Whose lead it is shouldn’t matter. We should really avoid fighting for ROI because that pushes us to use tactics where it’s a lot easier to prove return. Those are the performance type metrics that only generate very short-term results. It’s like SEO versus PPC. Marketers need to focus on the long-term strategy, and much of that activity you can’t even see, let alone measure.  

How are modern customers changing the expectations on marketers? 

I always say that building demand nowadays is much like sowing seeds: there may be no visible activities above the ground for a long while! 

Buyers do a lot of their research ‘in the dark’. They tend to stay anonymous for about 70-80% of their journey. They interact with us across multiple channels without us even knowing – investigating and having conversations that can’t be measured.  

For example, a lot of people – myself included – look at content on social but don’t ‘like’ or comment on anything. You might forward something to a friend, listen to a podcast, look at review sites, or read an analyst’s report. You might even walk past someone’s booth at an event… but you don’t get your badge scanned! 

That’s why I believe that B2B Inflation is very real. It takes more to win now. There are more channels, more touchpoints, more ad fatigue, more audience targeting, and more demanding customers. They bring their consumer experiences to the B2B buyer journey and expect the same experiences from you that they get from a Netflix or Spotify or Amazon.  

It’s leading to an ever-increasing amount of content, that needs to be produced faster and cheaper than ever before. So B2B marketers really have their work cut out for them. 

You mention content. What are your tips for keeping up in 2024? 

I see a move towards B2B brands properly owning their content, their media brand, and their identity with owned digital real estate. It’s a shift that is happening, with vendor platforms popping up around it.  

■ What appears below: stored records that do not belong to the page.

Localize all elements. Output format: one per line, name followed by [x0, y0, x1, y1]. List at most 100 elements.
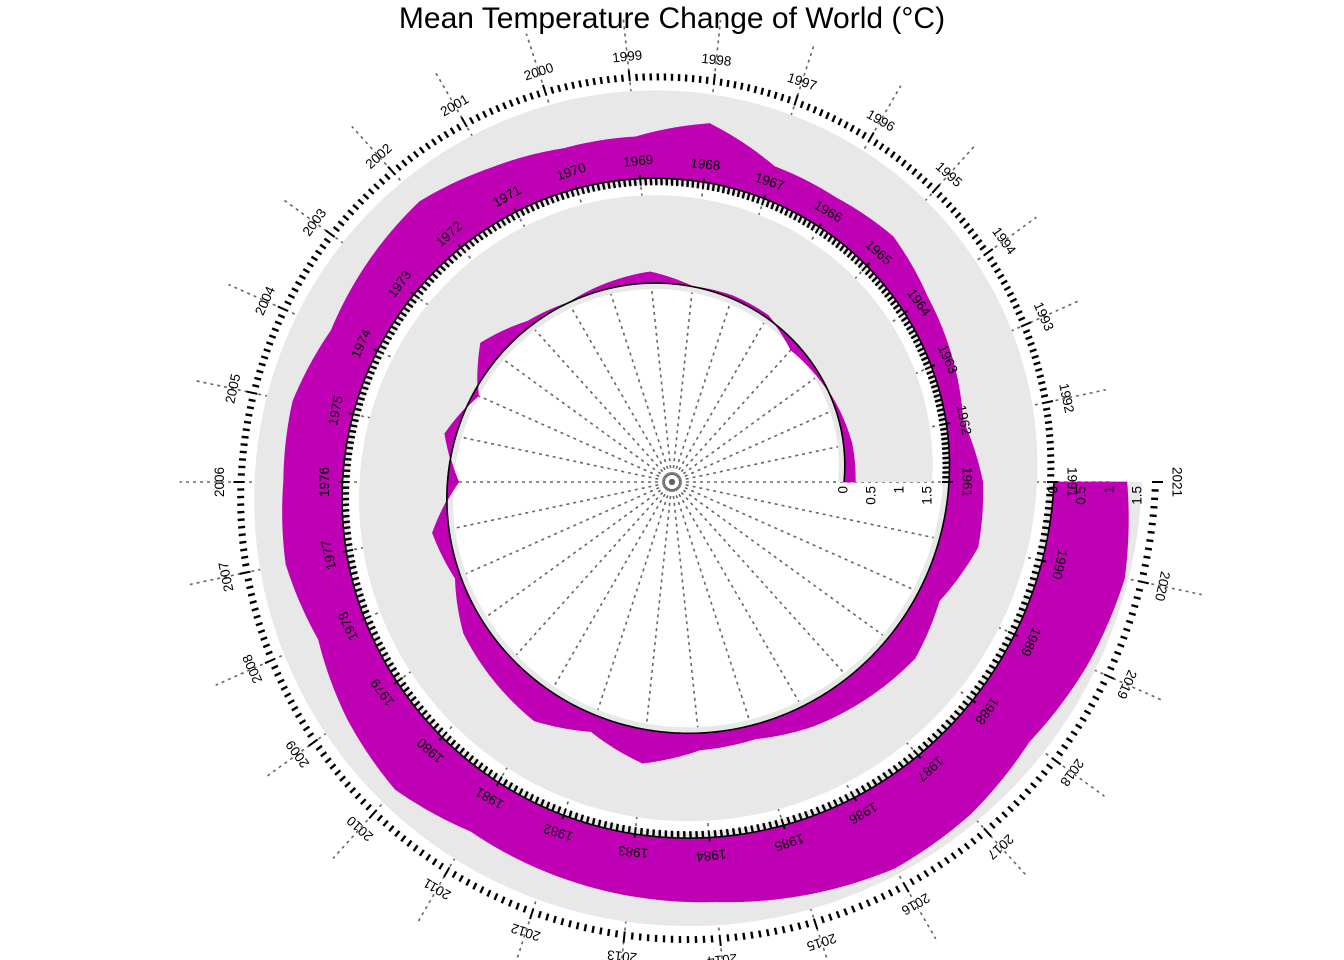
radial-gridline [671, 299, 1081, 483]
month-tick [291, 287, 299, 293]
month-tick [575, 922, 580, 930]
month-tick [933, 393, 941, 399]
month-tick [895, 885, 901, 893]
month-tick [238, 533, 246, 537]
year-tick [849, 791, 858, 802]
year-label: 1984 [695, 846, 727, 864]
month-tick [342, 514, 350, 518]
month-tick [1148, 522, 1156, 526]
month-tick [488, 107, 494, 116]
month-tick [644, 178, 648, 186]
month-tick [803, 810, 809, 819]
month-tick [1125, 619, 1134, 625]
month-tick [765, 929, 770, 937]
month-tick [937, 861, 944, 869]
month-tick [477, 233, 484, 241]
month-tick [719, 829, 724, 837]
month-tick [347, 435, 356, 439]
month-tick [857, 261, 865, 269]
month-tick [861, 131, 867, 140]
year-label: 2010 [344, 813, 376, 844]
month-tick [793, 213, 799, 221]
month-tick [844, 793, 850, 802]
month-tick [246, 405, 255, 410]
month-tick [993, 267, 1002, 274]
year-tick [349, 412, 361, 417]
year-tick [1051, 757, 1062, 766]
month-tick [280, 685, 288, 691]
month-tick [348, 429, 357, 434]
month-tick [943, 856, 950, 864]
month-tick [1044, 420, 1053, 425]
month-tick [350, 424, 358, 428]
month-tick [394, 830, 401, 838]
month-tick [940, 196, 948, 204]
month-tick [997, 273, 1005, 280]
year-tick [898, 309, 909, 318]
month-tick [353, 582, 361, 587]
month-tick [257, 629, 266, 634]
year-tick [718, 934, 722, 947]
month-tick [825, 111, 830, 120]
month-tick [468, 754, 475, 763]
month-tick [242, 428, 250, 432]
month-tick [941, 437, 949, 441]
month-tick [570, 189, 575, 198]
year-tick [264, 657, 276, 665]
month-tick [810, 223, 816, 231]
month-tick [954, 212, 962, 219]
month-tick [302, 268, 310, 274]
month-tick [443, 261, 451, 268]
month-tick [510, 213, 516, 221]
month-tick [751, 194, 756, 203]
month-tick [361, 385, 369, 391]
month-tick [507, 899, 513, 907]
year-tick [561, 808, 567, 820]
month-tick [395, 164, 402, 171]
month-tick [332, 226, 340, 233]
month-tick [786, 95, 792, 104]
month-tick [880, 892, 886, 901]
month-tick [1146, 539, 1154, 543]
month-tick [438, 862, 444, 870]
month-tick [858, 902, 864, 910]
month-tick [1113, 650, 1122, 656]
year-label: 1990 [1049, 548, 1070, 581]
month-tick [291, 705, 299, 712]
month-tick [784, 208, 789, 216]
month-tick [346, 440, 355, 445]
month-tick [868, 272, 875, 279]
month-tick [239, 540, 247, 544]
month-tick [878, 143, 885, 151]
month-tick [970, 837, 977, 845]
radial-axis-label: 0 [1046, 486, 1061, 494]
year-label: 2015 [805, 930, 838, 954]
month-tick [540, 798, 545, 807]
month-tick [926, 182, 933, 189]
month-tick [1096, 688, 1104, 694]
month-tick [342, 509, 350, 513]
year-label: 2020 [1152, 570, 1173, 603]
month-tick [475, 113, 481, 122]
month-tick [432, 722, 440, 730]
month-tick [1046, 434, 1054, 438]
month-tick [880, 287, 888, 295]
month-tick [812, 106, 818, 114]
month-tick [310, 255, 319, 262]
month-tick [892, 303, 900, 310]
month-tick [1009, 297, 1018, 304]
year-tick [1042, 400, 1054, 405]
month-tick [384, 334, 393, 341]
month-tick [358, 598, 366, 604]
month-tick [344, 781, 351, 788]
month-tick [1027, 341, 1035, 347]
month-tick [846, 251, 853, 259]
month-tick [766, 89, 771, 97]
month-tick [251, 607, 259, 612]
month-tick [421, 709, 428, 717]
month-tick [271, 664, 279, 670]
month-tick [1033, 361, 1041, 366]
year-tick [760, 194, 767, 206]
month-tick [1000, 279, 1008, 286]
month-tick [585, 816, 590, 824]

I’m hoping there will be less dependence on rented digital real estate, like social channels, where your content is not really yours and you could lose it at any time.  

Brands are building their own media empires. And quite a few are doing it really well. Salesforce has Salesforce+, for example. But smaller B2B companies are creating content communities too, like HockeyStack with The Flow, Lavender with LavenderLand, or Vidyard with Sales Feed.  

The most important aspect is that it’s authentic, super-high-value content, which is purpose based and speaks to their audience.  

How else can B2B marketers nurture authenticity? 

My last point is to embrace short-form video. It’s like I said at the top of the interview, about living in an experience economy, and thinking about how buyers actually buy.  

We all have to go back to the basics as marketers. It might sound obvious, but people buy from brands that they know, love, and trust. The question is how to get there – especially if you’re a new brand.  

Memorable content experiences are what our audience wants. People are very picky about who they give their attention to. You want to know in the first couple of seconds if this is something you want to spend time on. 

I believe one of the most underrated marketing strategies is showing up consistently with free content that informs, educates, or entertains, and which actually creates value for your buyers.  

B2B brands often don’t know how to create entertaining or edutaining content that leaves a lasting impression and creates brand recall. We’re really good at storytelling from an educational perspective to build trust. And we’re really good at factual product content to inform our audiences. But this is the bit that we need to get better at. And one of the easiest ways to do that is with short, snackable snippets of content. So, it’s not creating a 60-minute-long webinar or talking head videos. Instead, it’s creating videos of three minutes or shorter – grabbing audience attention quickly and entertaining them.